I used to photocopy physics laboratory reports. This was before I had access to a personal computer and the internet. The fastest way to answer questions in a physics laboratory report was to copy someone else’s. No thinking, only reacting. I made it thru my senior year in high school with a high score in physics and a pile of photocopied reports.
And, then, there was university.
Real laboratory with real experiments – a centrifuge, Bunsen burners, oscilloscopes, circuit boards, etc. There was no other option but to DO experiments. The laboratory reports should reflect the outcome of the experiment. I couldn’t just guess nor copy answers. I had to DO and observe. It’s in one of the experiments that I proved my friend’s claim about boiling water at temperatures below 212 F (100 C). And the lesson stuck – even after two decades.

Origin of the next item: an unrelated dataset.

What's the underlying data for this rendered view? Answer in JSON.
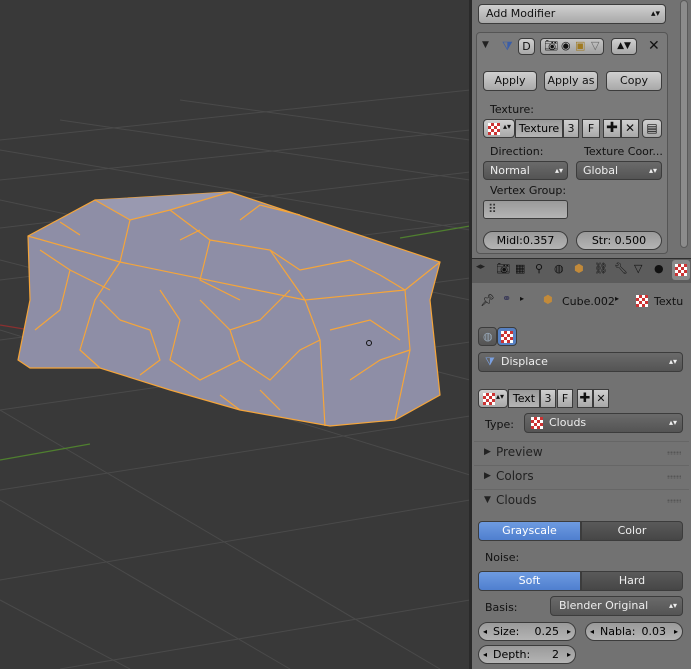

Nothing much has changed. In today’s age where answers to questions are simply a matter of typing keywords on Google, we all copy. Developers and programmers still copy sample code posted on a forum or a newsgroup. System administrators simply take a consultant’s recommendation. No testing, no validation. It’s the fastest way to answer questions.
Learning isn’t simply knowing answers to questions. It’s knowing how to answer a question by “it depends” – not the joke about consultants always providing that response – and also what it depends on. It’s a by-product of doing, testing, validating assumptions and even making mistakes.
Because the lessons that really stick are the ones where you figured things out on your own – by doing.